Wenn es sich um körperliche Misshandlungen oder verbale Entgleisungen handelt, helfen Sie dem Betreffenden, heilsame Verhaltensweisen zu benennen, die niemandem schaden und mit denen man schwierigen Situationen oder Emotionen begegnen kann. Hier einige Beispiele:

  • Sich die Zeit nehmen, Emotionen abklingen zu lassen und Raum für eine überlegte Antwort zu schaffen. Beispielsweise kann man einen Spaziergang machen, tief durchatmen, bis 100 zählen oder an einem Projekt arbeiten.

  • Probleme ruhig und gelassen ansprechen, ohne Kritik zu üben.

  • Sich die Zeit nehmen, über die Gedanken und Gefühle der anderen nachzudenken.

Die Familie unterstützen

Missbrauch und Misshandlung wirken sich nicht nur auf die unmittelbar Beteiligten, sondern auch auf deren Angehörige aus.
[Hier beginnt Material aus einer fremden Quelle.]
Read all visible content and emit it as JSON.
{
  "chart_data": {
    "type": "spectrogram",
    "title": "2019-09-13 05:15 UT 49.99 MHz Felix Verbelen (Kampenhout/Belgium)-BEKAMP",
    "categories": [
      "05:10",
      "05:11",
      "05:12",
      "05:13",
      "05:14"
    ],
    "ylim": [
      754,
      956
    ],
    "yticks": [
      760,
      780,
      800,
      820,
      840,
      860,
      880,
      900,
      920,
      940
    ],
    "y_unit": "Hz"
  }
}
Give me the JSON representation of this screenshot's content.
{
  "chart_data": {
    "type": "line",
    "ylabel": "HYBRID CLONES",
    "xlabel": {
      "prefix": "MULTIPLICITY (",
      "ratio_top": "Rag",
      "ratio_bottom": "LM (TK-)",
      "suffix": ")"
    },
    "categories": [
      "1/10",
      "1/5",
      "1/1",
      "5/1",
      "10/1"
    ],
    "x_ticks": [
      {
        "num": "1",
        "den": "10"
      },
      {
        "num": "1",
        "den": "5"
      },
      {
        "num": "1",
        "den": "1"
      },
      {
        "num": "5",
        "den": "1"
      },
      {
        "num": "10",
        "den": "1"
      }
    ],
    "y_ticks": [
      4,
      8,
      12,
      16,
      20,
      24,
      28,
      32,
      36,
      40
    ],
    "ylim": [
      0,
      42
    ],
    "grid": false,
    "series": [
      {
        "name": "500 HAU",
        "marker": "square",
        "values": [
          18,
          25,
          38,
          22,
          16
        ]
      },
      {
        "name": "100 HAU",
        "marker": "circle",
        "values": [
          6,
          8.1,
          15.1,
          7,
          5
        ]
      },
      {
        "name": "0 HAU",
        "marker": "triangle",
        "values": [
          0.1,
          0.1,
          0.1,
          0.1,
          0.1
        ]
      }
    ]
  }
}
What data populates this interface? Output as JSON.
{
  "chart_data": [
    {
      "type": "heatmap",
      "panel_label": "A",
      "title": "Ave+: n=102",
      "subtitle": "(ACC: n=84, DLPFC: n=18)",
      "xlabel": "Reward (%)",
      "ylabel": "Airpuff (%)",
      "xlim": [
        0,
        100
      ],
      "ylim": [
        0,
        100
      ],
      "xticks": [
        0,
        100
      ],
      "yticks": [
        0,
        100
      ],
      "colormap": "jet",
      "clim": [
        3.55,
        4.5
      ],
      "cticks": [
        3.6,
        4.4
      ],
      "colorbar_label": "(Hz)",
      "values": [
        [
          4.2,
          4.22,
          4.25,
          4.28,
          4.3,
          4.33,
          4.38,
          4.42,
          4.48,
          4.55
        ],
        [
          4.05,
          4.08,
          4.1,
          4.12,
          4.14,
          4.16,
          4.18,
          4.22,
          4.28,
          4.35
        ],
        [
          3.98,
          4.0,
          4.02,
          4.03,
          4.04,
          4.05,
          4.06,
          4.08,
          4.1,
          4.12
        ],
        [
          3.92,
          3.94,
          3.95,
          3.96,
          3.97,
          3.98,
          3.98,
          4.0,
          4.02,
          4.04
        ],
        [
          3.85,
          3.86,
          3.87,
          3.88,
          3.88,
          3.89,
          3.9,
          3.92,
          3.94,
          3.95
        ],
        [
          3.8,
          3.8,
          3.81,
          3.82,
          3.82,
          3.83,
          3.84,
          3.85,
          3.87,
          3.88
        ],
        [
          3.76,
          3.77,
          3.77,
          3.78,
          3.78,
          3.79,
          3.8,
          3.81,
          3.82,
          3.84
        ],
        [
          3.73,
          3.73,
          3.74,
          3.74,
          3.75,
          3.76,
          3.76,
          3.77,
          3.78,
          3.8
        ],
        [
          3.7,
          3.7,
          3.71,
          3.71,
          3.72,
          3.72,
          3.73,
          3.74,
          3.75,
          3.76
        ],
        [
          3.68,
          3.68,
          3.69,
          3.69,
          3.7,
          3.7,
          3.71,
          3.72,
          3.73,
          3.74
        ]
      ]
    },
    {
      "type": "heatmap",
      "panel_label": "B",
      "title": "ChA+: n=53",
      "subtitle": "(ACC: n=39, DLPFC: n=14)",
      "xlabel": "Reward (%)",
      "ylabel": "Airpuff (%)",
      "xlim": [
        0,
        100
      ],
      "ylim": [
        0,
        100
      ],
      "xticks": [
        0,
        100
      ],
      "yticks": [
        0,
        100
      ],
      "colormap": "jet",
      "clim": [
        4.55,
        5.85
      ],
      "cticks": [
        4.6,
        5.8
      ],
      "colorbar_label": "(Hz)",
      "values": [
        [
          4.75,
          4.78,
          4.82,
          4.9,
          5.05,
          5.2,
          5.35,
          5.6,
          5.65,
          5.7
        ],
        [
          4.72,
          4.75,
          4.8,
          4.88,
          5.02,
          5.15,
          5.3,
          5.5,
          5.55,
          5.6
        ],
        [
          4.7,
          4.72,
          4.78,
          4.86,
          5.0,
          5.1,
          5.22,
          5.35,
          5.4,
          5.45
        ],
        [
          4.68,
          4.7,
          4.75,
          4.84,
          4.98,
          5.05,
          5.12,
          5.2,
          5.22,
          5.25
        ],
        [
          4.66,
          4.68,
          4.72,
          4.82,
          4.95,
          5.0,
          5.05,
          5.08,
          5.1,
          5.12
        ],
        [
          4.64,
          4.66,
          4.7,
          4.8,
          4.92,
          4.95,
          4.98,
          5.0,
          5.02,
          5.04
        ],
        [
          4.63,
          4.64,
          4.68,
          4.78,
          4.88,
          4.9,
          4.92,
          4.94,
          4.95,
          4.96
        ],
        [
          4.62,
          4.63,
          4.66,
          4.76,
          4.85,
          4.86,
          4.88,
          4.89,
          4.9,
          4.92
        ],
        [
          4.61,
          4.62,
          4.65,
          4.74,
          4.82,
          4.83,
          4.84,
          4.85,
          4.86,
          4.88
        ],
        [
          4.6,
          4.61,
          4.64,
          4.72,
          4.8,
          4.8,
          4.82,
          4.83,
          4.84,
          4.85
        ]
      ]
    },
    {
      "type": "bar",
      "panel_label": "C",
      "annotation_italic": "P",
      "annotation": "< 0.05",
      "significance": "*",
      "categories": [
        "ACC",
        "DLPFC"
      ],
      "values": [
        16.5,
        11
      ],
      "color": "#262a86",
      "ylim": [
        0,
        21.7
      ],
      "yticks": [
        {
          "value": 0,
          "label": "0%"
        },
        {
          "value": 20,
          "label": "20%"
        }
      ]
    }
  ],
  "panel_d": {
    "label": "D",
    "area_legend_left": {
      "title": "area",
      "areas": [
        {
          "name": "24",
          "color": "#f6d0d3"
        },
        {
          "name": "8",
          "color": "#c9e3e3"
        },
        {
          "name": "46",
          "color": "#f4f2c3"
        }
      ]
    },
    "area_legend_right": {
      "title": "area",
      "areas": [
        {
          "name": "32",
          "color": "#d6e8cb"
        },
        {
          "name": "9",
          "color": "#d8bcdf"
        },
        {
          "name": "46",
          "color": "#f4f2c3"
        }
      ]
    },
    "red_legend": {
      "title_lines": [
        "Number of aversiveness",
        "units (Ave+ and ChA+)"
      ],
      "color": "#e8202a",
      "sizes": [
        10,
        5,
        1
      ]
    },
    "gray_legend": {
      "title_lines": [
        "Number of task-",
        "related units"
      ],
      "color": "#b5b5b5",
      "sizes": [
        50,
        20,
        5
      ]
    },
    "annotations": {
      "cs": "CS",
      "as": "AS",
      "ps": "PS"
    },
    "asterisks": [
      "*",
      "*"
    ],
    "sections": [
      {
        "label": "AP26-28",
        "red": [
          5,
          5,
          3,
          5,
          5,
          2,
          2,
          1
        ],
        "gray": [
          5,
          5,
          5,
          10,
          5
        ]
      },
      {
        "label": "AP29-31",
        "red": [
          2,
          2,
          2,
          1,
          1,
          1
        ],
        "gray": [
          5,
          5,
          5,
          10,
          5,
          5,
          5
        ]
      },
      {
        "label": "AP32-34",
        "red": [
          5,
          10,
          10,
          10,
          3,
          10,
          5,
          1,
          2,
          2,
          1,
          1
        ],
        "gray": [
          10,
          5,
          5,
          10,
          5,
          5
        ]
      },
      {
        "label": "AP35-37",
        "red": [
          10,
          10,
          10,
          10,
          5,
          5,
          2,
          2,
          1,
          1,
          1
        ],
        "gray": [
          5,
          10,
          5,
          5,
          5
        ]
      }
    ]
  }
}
Stellen Sie fest, inwieweit der Ehepartner oder die Familie betroffen ist, und gehen Sie auf diese Probleme ein. Sicher ist es notwendig, den Täter bei seiner Umkehr zu begleiten. Manchmal fühlen sich Opfer jedoch übergangen, wenn es so aussieht, als würde ein Führungsverantwortlicher in erster Linie dem Täter helfen wollen. Melden Sie sich regelmäßig beim Opfer und stellen Sie sicher, dass seine Bedürfnisse nicht zu kurz kommen.

Verweisen Sie Familienangehörige, die vielleicht Beratung oder Unterstützung brauchen, an öffentliche Einrichtungen oder einen Therapeuten.

Erläutern Sie den Angehörigen, wie der Erretter ihnen helfen kann, selbst Heilung zu erfahren (siehe Alma 7:11 und Matthäus 11:28-30).

Gewähren Sie auch anderen in der Familie, die vielleicht betroffen sind, anhaltende Unterstützung.

Helfer in Gemeinde und Pfahl hinzuziehen

Bitten Sie den schuldig Gewordenen um Erlaubnis, ehe Sie seine Situation mit jemand anderem erörtern. Der Bischof ruft bitte die bei Missbrauch und Misshandlung zuständige Hotline an, wenn Fragen zur Vertraulichkeit und zur Schutzpflicht gegenüber anderen auftreten.

Verhelfen Sie dem Täter bei Bedarf zu einer Therapie.

  • Nutzen Sie Hilfsangebote vor Ort, die mit den Grundsätzen des Evangeliums vereinbar sind.

  • Erkundigen Sie sich bei Ihrer Stelle des Familiendienstes oder beim Gebietsbüro, welche weiteren Hilfen oder Beratungsangebote zur Verfügung stehen.

Schulen Sie gegebenenfalls nach Absprache mit dem Bischof im Gemeinderat oder bei einer anderen Gelegenheit Führungsverantwortliche darin, wie man Missbrauch und Misshandlung vermeiden kann oder darauf reagiert.